Efficient storage of versioned matrices

• Main Author: Seering, Adam B
• Other Authors: Samuel Madden.
• Format: Others
• Language: English
• Published: Massachusetts Institute of Technology 2011
• Subjects: Electrical Engineering and Computer Science.
• Online Access: http://hdl.handle.net/1721.1/66705

Thesis (M. Eng.)--Massachusetts Institute of Technology, Dept. of Electrical Engineering and Computer Science, 2011. === This electronic version was submitted by the student author. The certified thesis is available in the Institute Archives and Special Collections. === Cataloged from student submitted PDF version of thesis. === Includes bibliographical references (p. 95-96). === Versioned-matrix storage is increasingly important in scientific applications. Various computer-based scientific research, from astronomy observations to weather predictions to mechanical finite-element analyses, results in the generation of large matrices that must be stored and retrieved. Such matrices are often versioned; an initial matrix is stored, then a subsequent matrix based on the first is produced, then another subsequent matrix after that. For large databases of matrices, available disk storage can be a substantial constraint. I propose a framework and programming interface for storing such versioned matrices, and consider a variety of intra-matrix and inter-matrix approaches to data storage and compression, taking into account disk-space usage, performance for inserting data, and performance for retrieving data from the database.

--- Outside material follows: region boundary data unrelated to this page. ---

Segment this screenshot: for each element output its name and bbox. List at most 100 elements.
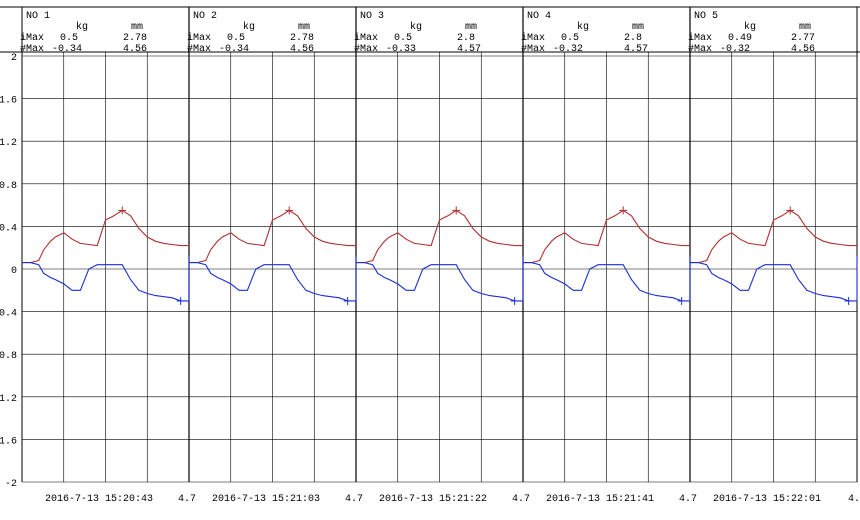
max-kg-value: 0.5	[561, 33, 579, 44]
min-row-label: #Max	[20, 44, 44, 55]
max-kg-value: 0.5	[394, 33, 412, 44]
max-mm-value: 2.77	[791, 33, 815, 44]
y-axis-tick-labels: 2 1.6 1.2 0.8 0.4 0 0.4 0.8 1.2 1.6 -2	[0, 53, 17, 490]
max-mm-value: 2.78	[123, 33, 147, 44]
timestamp-label: 2016-7-13 15:22:01	[713, 494, 821, 505]
unit-mm-label: mm	[799, 22, 811, 33]
panel-footer: 4.7 2016-7-13 15:21:03	[178, 494, 320, 505]
y-tick-label: -2	[5, 479, 17, 490]
timestamp-label: 2016-7-13 15:21:22	[379, 494, 487, 505]
min-kg-value: -0.33	[386, 44, 416, 55]
y-tick-label: 2	[11, 53, 17, 64]
footer-value-label: 4.7	[512, 494, 530, 505]
panel-footer: 4.7 2016-7-13 15:21:41	[512, 494, 654, 505]
panel-footers: 2016-7-13 15:20:43 4.7 2016-7-13 15:21:03 4…	[45, 494, 860, 505]
y-tick-label: 1.2	[0, 138, 17, 149]
traces	[22, 206, 858, 305]
y-tick-label: 0.8	[0, 181, 17, 192]
footer-value-label: 4.7	[345, 494, 363, 505]
y-tick-label: 0.4	[0, 309, 17, 320]
max-row-label: iMax	[187, 32, 211, 44]
min-row-label: #Max	[187, 44, 211, 55]
max-point-marker	[118, 206, 127, 215]
min-kg-value: -0.34	[52, 44, 82, 55]
upper-trace-line	[189, 209, 356, 264]
panel-headers: NO 1 kg mm iMax 0.5 2.78 #Max -0.34 4.56 NO 2 kg mm…	[20, 11, 815, 55]
unit-mm-label: mm	[131, 22, 143, 33]
footer-value-label: 4.7	[679, 494, 697, 505]
timestamp-label: 2016-7-13 15:21:41	[546, 494, 654, 505]
grid-lines	[0, 6, 860, 483]
lower-trace-line	[523, 262, 690, 302]
upper-trace-line	[523, 209, 690, 264]
min-mm-value: 4.57	[457, 44, 481, 55]
y-tick-label: 1.6	[0, 436, 17, 447]
panel-number-label: NO 3	[360, 11, 384, 22]
unit-kg-label: kg	[243, 21, 255, 33]
lower-trace-line	[189, 262, 356, 302]
max-point-marker	[786, 206, 795, 215]
max-point-marker	[452, 206, 461, 215]
panel-footer: 4.7 2016-7-13 15:21:22	[345, 494, 487, 505]
timestamp-label: 2016-7-13 15:21:03	[212, 494, 320, 505]
min-point-marker	[510, 296, 519, 305]
panel-footer: 2016-7-13 15:20:43	[45, 494, 153, 505]
min-mm-value: 4.56	[791, 44, 815, 55]
min-point-marker	[844, 296, 853, 305]
y-tick-label: 1.2	[0, 394, 17, 405]
panel-header: NO 2 kg mm iMax 0.5 2.78 #Max -0.34 4.56	[187, 11, 314, 55]
min-point-marker	[176, 296, 185, 305]
panel-number-label: NO 4	[527, 11, 551, 22]
lower-trace-line	[22, 262, 189, 302]
max-point-marker	[619, 206, 628, 215]
unit-mm-label: mm	[298, 22, 310, 33]
panel-footer: 4.7 2016-7-13 15:22:01	[679, 494, 821, 505]
min-mm-value: 4.57	[624, 44, 648, 55]
y-tick-label: 0.4	[0, 223, 17, 234]
min-kg-value: -0.32	[720, 44, 750, 55]
footer-value-label: 4.7	[178, 494, 196, 505]
max-point-marker	[285, 206, 294, 215]
min-kg-value: -0.32	[553, 44, 583, 55]
panel-header: NO 3 kg mm iMax 0.5 2.8 #Max -0.33 4.57	[354, 11, 481, 55]
y-tick-label: 1.6	[0, 96, 17, 107]
unit-kg-label: kg	[744, 21, 756, 33]
min-row-label: #Max	[354, 44, 378, 55]
max-row-label: iMax	[354, 32, 378, 44]
panel-header: NO 1 kg mm iMax 0.5 2.78 #Max -0.34 4.56	[20, 11, 147, 55]
min-point-marker	[677, 296, 686, 305]
unit-kg-label: kg	[410, 21, 422, 33]
min-row-label: #Max	[688, 44, 712, 55]
upper-trace-line	[690, 209, 857, 264]
unit-mm-label: mm	[465, 22, 477, 33]
max-row-label: iMax	[688, 32, 712, 44]
unit-mm-label: mm	[632, 22, 644, 33]
upper-trace-line	[22, 209, 189, 264]
y-tick-label: 0.8	[0, 351, 17, 362]
max-mm-value: 2.78	[290, 33, 314, 44]
unit-kg-label: kg	[577, 21, 589, 33]
panel-number-label: NO 2	[193, 11, 217, 22]
min-row-label: #Max	[521, 44, 545, 55]
min-mm-value: 4.56	[123, 44, 147, 55]
lower-trace-line	[690, 262, 857, 302]
max-mm-value: 2.8	[624, 33, 642, 44]
min-mm-value: 4.56	[290, 44, 314, 55]
max-mm-value: 2.8	[457, 33, 475, 44]
max-row-label: iMax	[521, 32, 545, 44]
max-row-label: iMax	[20, 32, 44, 44]
panel-number-label: NO 1	[26, 11, 50, 22]
max-kg-value: 0.5	[60, 33, 78, 44]
unit-kg-label: kg	[76, 21, 88, 33]
y-tick-label: 0	[11, 266, 17, 277]
panel-number-label: NO 5	[694, 11, 718, 22]
max-kg-value: 0.49	[728, 33, 752, 44]
panel-header: NO 5 kg mm iMax 0.49 2.77 #Max -0.32 4.56	[688, 11, 815, 55]
min-point-marker	[343, 296, 352, 305]
timestamp-label: 2016-7-13 15:20:43	[45, 494, 153, 505]
lower-trace-line	[356, 262, 523, 302]
upper-trace-line	[356, 209, 523, 264]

For inter-matrix "delta" compression, I explore and compare several differencing algorithms, and several means of selecting which arrays are differenced against each other, with the aim of optimizing both disk-space usage and insert and retrieve performance. This work shows that substantial disk-space savings and performance improvements can be achieved by judicious use of these techniques. In particular, a combination of Lempel-Ziv compression and a proposed form of delta compression, it is possible to both decrease disk usage by a factor of 10 and increase query performance for a factor of two or more, for particular data sets and query workloads. Various other strategies can dramatically improve query performance in particular edge cases; for example, a technique called "chunking", where a matrix is broken up and saved as several files on disk, can cause query runtime to be approximately linear in the amount of data requested rather than the size of the raw matrix on disk. === by Adam B. Seering. === M.Eng.